The potential chance of Life on Mars is a topic of enthrallment among the astronomers, astrophile, astrobiologists and so on. The possibility was predicted due to its closeness and similarity with the Earth and some evidence which professed that the surface environment of Mars had liquid water and may have habitable microorganisms. NASA’s Viking Project was the first US mission to touch down a spacecraft successfully on the Red Planet. The prime objective of the Viking Project was to study the Martian atmosphere. The Project consisted of a pair of identical spacecraft Viking 1 and Viking 2 which are lander and orbiter respectively.

Viking 1
First panoramic view by Viking 1 from the surface of Mars.
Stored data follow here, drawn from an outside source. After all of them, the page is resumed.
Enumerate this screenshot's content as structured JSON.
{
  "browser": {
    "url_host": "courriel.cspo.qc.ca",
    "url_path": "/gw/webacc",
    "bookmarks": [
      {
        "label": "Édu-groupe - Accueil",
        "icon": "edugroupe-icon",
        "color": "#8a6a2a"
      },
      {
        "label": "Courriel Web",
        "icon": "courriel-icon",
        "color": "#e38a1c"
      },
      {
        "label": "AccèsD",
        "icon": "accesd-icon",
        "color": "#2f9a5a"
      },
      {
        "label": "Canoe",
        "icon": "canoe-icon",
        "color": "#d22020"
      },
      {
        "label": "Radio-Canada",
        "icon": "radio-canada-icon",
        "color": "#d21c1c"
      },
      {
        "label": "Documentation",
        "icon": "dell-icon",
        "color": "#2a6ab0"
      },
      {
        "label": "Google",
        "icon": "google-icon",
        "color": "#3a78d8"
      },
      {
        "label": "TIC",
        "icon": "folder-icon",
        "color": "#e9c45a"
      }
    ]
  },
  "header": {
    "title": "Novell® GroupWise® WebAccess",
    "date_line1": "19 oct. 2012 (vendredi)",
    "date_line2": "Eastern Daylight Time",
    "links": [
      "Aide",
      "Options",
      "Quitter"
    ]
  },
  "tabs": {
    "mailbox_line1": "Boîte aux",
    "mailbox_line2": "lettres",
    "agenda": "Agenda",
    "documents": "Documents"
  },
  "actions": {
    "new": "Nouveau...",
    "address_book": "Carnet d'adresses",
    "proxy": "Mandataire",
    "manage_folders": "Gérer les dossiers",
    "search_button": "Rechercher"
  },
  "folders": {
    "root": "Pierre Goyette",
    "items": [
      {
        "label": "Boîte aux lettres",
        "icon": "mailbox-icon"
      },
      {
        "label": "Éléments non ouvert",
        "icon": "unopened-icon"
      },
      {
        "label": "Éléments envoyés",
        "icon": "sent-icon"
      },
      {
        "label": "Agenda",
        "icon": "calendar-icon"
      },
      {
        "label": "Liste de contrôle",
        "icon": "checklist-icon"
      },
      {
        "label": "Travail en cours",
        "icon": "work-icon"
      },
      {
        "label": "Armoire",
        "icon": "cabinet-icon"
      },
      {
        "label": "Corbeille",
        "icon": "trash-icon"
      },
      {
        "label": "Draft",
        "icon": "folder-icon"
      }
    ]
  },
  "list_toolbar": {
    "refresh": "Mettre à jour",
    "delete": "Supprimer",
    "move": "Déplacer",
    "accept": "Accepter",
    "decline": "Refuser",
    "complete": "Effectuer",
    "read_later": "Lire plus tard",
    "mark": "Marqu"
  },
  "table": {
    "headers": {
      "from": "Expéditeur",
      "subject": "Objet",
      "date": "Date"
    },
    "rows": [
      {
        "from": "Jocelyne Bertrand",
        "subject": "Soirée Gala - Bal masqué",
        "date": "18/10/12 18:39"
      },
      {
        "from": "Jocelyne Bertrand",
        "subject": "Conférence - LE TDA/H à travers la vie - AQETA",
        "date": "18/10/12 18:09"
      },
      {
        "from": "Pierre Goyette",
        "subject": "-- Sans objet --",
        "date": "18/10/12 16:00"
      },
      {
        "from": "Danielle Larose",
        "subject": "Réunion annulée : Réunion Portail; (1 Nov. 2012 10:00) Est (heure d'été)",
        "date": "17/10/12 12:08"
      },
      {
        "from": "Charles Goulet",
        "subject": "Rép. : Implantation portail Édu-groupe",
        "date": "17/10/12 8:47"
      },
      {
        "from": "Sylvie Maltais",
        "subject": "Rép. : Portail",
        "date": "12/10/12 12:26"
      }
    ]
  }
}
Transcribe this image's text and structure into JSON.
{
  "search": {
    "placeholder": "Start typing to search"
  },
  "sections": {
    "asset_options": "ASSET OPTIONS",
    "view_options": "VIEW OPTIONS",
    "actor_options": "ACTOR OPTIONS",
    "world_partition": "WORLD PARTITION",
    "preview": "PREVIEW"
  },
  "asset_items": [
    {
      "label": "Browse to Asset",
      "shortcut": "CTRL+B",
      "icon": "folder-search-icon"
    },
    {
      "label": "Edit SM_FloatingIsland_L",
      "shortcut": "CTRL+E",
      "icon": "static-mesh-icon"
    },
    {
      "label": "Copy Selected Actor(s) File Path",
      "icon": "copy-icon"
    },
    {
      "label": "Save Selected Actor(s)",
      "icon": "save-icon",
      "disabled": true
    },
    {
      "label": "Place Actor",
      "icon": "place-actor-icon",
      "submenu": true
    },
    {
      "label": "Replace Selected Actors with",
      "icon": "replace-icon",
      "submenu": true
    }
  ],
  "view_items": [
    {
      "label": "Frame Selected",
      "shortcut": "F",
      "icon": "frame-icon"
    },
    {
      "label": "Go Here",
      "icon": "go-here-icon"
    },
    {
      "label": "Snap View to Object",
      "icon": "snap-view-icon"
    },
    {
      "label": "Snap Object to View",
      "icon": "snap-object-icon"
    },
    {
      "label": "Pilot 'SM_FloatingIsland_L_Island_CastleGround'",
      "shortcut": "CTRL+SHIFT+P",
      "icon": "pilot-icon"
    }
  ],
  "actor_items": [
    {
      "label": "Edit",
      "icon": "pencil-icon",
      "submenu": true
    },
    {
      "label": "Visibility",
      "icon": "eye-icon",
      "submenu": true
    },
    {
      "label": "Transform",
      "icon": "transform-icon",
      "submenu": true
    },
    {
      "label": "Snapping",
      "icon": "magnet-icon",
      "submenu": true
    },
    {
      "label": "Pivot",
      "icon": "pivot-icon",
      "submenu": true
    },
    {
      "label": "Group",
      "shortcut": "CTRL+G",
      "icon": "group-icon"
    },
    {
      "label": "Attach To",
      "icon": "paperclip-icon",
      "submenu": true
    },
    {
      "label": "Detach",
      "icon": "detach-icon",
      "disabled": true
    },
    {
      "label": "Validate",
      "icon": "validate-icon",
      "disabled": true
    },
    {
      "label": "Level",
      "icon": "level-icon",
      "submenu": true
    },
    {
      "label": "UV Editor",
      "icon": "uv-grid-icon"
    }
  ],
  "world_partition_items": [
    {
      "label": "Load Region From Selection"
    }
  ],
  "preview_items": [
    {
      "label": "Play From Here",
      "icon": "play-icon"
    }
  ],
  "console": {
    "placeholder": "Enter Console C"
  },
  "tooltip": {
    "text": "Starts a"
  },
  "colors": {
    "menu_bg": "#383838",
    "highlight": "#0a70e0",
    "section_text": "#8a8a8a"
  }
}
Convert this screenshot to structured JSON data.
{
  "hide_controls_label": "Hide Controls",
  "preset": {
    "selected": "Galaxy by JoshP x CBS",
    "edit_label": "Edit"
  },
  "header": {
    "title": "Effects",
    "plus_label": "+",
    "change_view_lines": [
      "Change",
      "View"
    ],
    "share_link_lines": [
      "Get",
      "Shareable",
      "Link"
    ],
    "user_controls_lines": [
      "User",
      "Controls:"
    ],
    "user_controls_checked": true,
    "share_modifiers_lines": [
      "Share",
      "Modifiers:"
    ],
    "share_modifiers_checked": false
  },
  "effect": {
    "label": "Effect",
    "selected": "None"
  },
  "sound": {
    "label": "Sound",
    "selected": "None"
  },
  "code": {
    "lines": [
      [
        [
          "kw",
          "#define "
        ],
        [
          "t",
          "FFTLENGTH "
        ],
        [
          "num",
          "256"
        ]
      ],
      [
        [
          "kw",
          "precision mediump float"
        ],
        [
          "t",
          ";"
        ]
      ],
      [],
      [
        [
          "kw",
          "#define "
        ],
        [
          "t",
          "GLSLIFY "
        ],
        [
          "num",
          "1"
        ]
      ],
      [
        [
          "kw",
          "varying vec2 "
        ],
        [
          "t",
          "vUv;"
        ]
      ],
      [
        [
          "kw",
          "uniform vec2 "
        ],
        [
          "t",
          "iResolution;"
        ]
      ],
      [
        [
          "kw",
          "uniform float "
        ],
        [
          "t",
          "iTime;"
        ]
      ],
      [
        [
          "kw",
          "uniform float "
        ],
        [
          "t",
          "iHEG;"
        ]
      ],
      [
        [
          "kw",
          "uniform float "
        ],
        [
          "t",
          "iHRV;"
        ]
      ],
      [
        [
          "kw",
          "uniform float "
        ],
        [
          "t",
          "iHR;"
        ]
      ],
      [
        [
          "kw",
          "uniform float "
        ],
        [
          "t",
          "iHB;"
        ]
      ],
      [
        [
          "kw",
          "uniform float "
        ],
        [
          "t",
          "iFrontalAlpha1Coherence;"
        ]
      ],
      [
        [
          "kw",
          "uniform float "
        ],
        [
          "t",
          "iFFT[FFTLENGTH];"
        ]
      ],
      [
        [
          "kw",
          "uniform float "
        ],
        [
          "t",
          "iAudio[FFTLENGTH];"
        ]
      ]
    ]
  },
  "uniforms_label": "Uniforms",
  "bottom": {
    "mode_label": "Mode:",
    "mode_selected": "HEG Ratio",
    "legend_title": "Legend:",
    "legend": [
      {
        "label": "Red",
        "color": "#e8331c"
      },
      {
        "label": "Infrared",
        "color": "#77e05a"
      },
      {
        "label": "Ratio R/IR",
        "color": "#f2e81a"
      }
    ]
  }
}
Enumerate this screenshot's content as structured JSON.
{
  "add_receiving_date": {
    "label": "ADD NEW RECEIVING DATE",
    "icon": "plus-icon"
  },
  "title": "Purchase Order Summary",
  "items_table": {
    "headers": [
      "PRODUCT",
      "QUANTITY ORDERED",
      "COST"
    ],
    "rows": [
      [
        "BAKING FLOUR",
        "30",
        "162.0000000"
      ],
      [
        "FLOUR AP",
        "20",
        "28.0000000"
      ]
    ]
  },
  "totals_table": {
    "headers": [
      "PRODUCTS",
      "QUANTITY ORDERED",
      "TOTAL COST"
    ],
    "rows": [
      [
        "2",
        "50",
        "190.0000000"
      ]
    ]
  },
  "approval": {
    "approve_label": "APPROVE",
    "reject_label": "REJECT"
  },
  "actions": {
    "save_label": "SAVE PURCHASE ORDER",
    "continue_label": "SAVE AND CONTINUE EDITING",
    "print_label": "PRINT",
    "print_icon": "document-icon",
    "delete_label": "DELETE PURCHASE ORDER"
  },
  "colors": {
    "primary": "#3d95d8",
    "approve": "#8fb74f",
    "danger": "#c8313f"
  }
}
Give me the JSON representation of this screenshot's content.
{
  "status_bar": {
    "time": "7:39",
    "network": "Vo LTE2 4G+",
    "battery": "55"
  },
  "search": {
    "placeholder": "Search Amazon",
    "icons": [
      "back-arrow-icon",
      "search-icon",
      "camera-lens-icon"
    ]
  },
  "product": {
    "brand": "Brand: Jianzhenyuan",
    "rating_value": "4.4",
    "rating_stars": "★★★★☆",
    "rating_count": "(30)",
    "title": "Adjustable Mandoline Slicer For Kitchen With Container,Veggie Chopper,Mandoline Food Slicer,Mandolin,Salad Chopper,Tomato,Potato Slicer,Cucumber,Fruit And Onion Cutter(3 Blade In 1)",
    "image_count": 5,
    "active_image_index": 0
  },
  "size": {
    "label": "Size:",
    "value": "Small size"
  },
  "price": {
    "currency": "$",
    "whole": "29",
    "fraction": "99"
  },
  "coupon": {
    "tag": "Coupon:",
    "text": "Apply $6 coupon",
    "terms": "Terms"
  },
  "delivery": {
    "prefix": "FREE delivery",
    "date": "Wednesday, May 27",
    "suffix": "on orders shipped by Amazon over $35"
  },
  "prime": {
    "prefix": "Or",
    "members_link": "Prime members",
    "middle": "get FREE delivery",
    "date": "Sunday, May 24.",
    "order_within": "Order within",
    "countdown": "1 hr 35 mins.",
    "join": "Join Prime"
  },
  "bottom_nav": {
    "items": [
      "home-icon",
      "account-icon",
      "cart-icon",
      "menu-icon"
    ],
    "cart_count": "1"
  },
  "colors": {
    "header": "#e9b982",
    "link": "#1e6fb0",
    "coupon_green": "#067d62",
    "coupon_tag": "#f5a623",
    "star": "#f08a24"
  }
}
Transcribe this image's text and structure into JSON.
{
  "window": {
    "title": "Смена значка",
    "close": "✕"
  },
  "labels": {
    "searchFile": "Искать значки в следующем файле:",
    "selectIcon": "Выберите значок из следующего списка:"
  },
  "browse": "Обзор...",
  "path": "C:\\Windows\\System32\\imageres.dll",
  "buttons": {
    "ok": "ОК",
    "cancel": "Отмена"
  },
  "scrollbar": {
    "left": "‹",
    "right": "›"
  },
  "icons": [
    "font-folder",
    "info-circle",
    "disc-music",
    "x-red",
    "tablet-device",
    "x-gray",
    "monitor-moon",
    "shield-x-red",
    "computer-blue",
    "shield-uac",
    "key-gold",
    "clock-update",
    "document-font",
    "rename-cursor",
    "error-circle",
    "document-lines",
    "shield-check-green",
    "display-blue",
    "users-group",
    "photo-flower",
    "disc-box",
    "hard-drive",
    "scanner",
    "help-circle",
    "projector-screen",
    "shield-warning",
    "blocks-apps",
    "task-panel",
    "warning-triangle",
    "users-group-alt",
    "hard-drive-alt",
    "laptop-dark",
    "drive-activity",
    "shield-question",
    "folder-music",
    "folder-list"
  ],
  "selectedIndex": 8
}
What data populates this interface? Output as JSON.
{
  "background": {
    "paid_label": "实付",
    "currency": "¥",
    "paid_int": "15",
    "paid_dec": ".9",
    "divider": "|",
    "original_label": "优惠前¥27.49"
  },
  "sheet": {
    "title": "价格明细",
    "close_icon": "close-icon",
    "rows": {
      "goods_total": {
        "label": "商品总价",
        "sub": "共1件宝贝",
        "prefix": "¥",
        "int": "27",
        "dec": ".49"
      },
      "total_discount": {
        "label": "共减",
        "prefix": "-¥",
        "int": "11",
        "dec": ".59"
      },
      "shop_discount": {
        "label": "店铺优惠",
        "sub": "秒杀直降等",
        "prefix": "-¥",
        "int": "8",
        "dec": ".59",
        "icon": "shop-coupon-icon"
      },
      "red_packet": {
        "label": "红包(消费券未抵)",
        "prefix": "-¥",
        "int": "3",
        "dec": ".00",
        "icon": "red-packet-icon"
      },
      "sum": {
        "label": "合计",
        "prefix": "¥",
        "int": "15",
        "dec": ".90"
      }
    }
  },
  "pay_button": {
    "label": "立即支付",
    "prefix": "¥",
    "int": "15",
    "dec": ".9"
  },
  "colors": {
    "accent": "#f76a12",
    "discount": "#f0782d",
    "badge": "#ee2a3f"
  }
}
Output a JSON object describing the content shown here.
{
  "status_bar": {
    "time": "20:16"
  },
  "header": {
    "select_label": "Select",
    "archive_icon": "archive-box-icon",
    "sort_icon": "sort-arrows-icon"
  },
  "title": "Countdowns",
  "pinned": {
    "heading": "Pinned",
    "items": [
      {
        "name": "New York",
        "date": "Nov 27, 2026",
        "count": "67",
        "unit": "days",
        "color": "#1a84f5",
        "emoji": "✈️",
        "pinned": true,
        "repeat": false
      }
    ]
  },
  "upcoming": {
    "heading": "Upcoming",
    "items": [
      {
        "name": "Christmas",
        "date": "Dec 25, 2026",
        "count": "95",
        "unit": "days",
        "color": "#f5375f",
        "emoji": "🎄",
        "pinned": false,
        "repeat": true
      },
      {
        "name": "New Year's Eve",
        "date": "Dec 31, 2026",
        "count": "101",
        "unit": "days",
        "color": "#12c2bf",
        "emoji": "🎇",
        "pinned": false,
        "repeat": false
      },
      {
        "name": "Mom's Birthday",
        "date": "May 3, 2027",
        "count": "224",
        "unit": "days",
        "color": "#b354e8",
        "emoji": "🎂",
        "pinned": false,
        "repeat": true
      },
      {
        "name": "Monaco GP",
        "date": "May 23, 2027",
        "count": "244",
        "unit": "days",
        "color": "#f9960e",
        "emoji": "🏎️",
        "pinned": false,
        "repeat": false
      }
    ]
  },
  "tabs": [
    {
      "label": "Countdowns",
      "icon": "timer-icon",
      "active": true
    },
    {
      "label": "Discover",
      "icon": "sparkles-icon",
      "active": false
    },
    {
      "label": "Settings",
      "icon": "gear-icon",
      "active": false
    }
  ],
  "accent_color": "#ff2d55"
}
Captured on July 20, 1976

Precisely Forty-five years back from now, On 21st August 1975, 2:52 am IST, Viking 1 lander the unmanned planetary probe was launched. The Viking 1 lander landed on the western slope of Chryse Planitia (the Plains of Gold). This mission was scheduled to carry on for 90 days after landing on the Red Planet. But the operation went far beyond the designed lifetime. It continued for four years. Viking Orbiter 1 wrapped up its mission on 7th August 1980 while the Viking Orbiter 2 concluded its mission on 25th July 1978.

Viking 1

Because of the change in accessible sunlight, two of the landers were powered by radioisotope thermoelectric generators, these are devices that generate electricity from the heat given off by the natural decay of plutonium. The power source permitted long-term science explorations that otherwise would not have been possible. Viking Lander 1 made its final data transmission to Earth on November 11, 1982. The last information transfer from Viking Lander 2 arrived at Earth on April 11, 1980.